Born in Oakland, California, Moskiman attended Jefferson Grammar School for eight years, and graduated from Oakland High School. Afterwards, he was a medical student at Cooper Medical College but never truly became a doctor because he chose to play ball instead.

Moskiman spent parts of 13 seasons playing minor-league and independent-league ball, pitching more often than not and obtaining considerably good results in the California League, where he posted a 31–13 record in 1909 for the Oakland Commuters. Previously, he won 29 games for Oakland in 1901 and 22 for the Stockton Millers in 1908.

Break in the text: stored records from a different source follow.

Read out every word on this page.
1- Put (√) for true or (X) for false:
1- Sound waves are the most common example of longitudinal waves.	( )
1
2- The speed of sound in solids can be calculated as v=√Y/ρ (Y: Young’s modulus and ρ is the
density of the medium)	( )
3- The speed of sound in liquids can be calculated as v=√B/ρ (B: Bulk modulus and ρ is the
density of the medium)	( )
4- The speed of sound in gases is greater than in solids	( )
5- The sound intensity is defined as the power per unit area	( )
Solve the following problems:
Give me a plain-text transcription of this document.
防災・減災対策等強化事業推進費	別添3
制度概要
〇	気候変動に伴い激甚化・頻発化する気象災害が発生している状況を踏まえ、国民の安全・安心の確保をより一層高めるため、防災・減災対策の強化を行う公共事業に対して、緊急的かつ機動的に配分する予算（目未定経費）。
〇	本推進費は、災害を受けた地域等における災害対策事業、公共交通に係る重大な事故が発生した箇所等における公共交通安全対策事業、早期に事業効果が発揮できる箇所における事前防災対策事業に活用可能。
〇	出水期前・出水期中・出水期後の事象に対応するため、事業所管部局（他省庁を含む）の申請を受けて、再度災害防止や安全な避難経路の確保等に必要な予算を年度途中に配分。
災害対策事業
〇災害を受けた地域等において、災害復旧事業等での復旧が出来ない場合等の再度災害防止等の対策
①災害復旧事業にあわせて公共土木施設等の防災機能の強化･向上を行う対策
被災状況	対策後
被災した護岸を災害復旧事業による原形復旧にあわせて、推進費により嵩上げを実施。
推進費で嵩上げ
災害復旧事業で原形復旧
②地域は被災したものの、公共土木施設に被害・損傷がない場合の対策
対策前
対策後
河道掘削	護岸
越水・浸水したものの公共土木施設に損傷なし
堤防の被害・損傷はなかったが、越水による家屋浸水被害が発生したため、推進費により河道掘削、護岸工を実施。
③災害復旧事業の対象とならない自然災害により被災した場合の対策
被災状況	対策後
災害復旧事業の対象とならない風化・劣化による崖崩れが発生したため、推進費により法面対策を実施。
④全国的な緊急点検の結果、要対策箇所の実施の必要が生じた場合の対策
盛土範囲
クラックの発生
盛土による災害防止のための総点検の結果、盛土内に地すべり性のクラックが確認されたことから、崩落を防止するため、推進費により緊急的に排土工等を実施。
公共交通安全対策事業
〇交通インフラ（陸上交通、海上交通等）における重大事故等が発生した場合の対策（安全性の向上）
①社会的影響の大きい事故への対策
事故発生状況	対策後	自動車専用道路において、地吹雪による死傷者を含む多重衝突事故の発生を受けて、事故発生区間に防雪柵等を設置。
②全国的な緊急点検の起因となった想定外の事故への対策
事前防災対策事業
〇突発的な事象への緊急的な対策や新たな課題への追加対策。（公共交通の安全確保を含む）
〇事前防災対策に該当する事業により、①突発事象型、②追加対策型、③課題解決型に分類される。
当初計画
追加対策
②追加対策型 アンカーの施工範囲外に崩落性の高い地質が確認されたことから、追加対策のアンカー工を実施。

As a result, newspapers like the Los Angeles Times bestowed his degree on him in advance by frequently referring to him as 'Doctor Moskiman', or simply 'Doc', a nickname given to a player to be wise, e.g., Doc Moskiman, who gave far more analysis to his pitching than most other pitchers.

In five major-league games with the Red Sox, Moskiman was a .111 hitter (1-for-9) with one run scored and one run batted in. He made no errors in 18 fielding chances.

After his playing days, Moskiman worked as a traveling salesman for the sporting goods manufacturer A. G. Spalding & Bros. and later was the retail manager of an athletic-goods store.

In between, Moskiman was a long time resident of San Leandro, California, where he died in 1953 at the age of 73.